Leggere un libro, dopo aver apprezzato in maniera entusiastica il suo adattamento cinematografico, può anche essere un rischio. Da un lato perché sai come si evolve la storia, dall’altro perché finirai sempre per chiederti se le due opere – pur totalmente differenti a livello di realizzazione – siano effettivamente del medesimo livello.

Il giudizio che do del libro è, a dire il vero, un giudizio che è mutato più volte durante la lettura. Avevo cominciato a leggere, ritenendo che il film fosse più coinvolgente, e addirittura più “romanzesco” dell’opera letteraria, dato che nel libro tutta la vicenda si svolge nella mente del protagonista (almeno per le prime 80/90 pagine) e si dà poco spazio al contorno (ambientazione, personaggi secondari, atmosfere), che, invece, è stato sicuramente aspetto rilevantissimo nel film.
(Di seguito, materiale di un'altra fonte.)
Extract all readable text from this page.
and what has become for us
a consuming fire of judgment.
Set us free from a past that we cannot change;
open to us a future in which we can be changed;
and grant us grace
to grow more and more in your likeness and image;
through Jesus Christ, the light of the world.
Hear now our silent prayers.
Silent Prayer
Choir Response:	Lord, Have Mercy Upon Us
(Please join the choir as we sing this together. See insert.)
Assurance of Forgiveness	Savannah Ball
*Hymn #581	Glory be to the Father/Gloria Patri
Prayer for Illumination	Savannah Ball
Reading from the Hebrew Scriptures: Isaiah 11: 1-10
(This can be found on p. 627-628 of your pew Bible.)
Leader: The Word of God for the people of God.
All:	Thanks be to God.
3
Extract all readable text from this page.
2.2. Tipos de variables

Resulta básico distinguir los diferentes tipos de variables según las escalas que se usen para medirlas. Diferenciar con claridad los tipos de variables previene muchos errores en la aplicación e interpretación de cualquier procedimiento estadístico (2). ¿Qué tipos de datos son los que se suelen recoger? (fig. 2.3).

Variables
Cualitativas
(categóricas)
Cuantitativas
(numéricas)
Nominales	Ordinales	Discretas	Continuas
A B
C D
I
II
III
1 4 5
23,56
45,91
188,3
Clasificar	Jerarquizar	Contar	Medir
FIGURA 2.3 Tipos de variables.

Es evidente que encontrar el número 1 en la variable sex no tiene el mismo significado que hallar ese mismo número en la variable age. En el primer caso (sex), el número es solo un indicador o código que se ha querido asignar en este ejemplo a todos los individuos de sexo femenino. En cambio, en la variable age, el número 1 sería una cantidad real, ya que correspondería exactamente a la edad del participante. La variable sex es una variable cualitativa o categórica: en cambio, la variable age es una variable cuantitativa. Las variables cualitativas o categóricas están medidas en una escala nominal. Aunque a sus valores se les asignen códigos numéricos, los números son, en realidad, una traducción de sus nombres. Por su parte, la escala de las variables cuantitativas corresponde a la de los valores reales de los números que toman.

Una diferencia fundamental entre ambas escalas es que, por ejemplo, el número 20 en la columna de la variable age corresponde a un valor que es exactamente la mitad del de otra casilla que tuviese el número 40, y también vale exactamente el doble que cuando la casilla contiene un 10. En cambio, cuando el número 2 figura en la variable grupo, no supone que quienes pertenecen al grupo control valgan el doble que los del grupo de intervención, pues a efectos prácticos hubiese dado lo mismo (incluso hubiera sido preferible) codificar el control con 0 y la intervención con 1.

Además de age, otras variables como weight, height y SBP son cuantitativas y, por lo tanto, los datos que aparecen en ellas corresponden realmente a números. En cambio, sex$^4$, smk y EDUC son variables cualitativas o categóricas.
E ho concluso la lettura con la ferma convinzione che il romanzo sia molto più emozionante e più struggente della pellicola di Luca Guadagnino.

andré

Non ho apprezzato del tutto l’introspezione, quasi totalizzante, che ha avuto la prima parte del romanzo e che, forse, ci ha impedito di capire cosa stesse realmente succedendo, cosa fosse reale e cosa no. Ma poi ho compreso la scelta dell’autore. Si è voluto procedere alla narrazione con il filtro della percezione del protagonista per dare poi spazio a due tematiche, che non potevano semplicemente essere descritte in terza persona. E le tematiche sono la vergogna di scoprirsi omosessuali (o bisessuali) in tempi in cui di certo non era cosa di cui si parlava o che si ritenesse normale, e, in seconda battuta, l’analisi degli strascichi di un amore impossibile, che, paradossalmente, è l’unico amore perfetto di una vita.

È un romanzo pieno di sentimenti. Ma non si tratta di un romanzo sentimentale, nel senso tipico del termine. È un romanzo devastante che prende a pugni il lettore, con la durezza, con l’immensità degli argomenti di cui tratta. Dominano le riflessioni sull’attrazione sessuale, sui rimorsi, su come si abbattono i tabù della sessualità che vengono generalmente impressi in una società borghese, sull’amore travolgente, sul desiderio, sulla perdita e sul dolore.

In particolar modo, credo che domini il dolore in questo romanzo. C’è un episodio, quello in cui l’autore di un libro di poesie, parla di una sindrome (che chiama sindrome di San Clemente), che penso racchiuda tutto il senso di questo libro. Nulla è giusto e nulla è sbagliato in termini assoluti, importa solo ciò che si sente, in un determinato momento. Penso che, anche per le mie modalità espressive, non sia chiaro il concetto, ma credo altrettanto che la confusione sia uno degli effetti collaterali di questo romanzo, che porta a galla un dolore che, infine, non può fare altro che confonderci. Il protagonista, d’altronde, per l’intera storia non sarà a conoscenza né di ciò che prova né di ciò che desidera provare. Sarà in balia delle sue sensazioni, delle sue reazioni alla vista di Oliver e al suo relazionarsi con lo stesso.

E questo senso di disorientamento, alla fine della lettura, non ci permette nemmeno di dire con certezza se Oliver fosse davvero l’unico amore vero per Elio, che, comunque affermerà anche di aver vissuto altre passioni in grado di oscurare Oliver, ma sappiamo che questo amore impossibile è, come detto, perfetto e ha lasciato uno strascico in grado di definire due persone, che vivranno le loro vite come tormentati da ciò che è stato e da ciò che non è stato, da quel poco che hanno vissuto e da quel tanto che non hanno potuto vivere.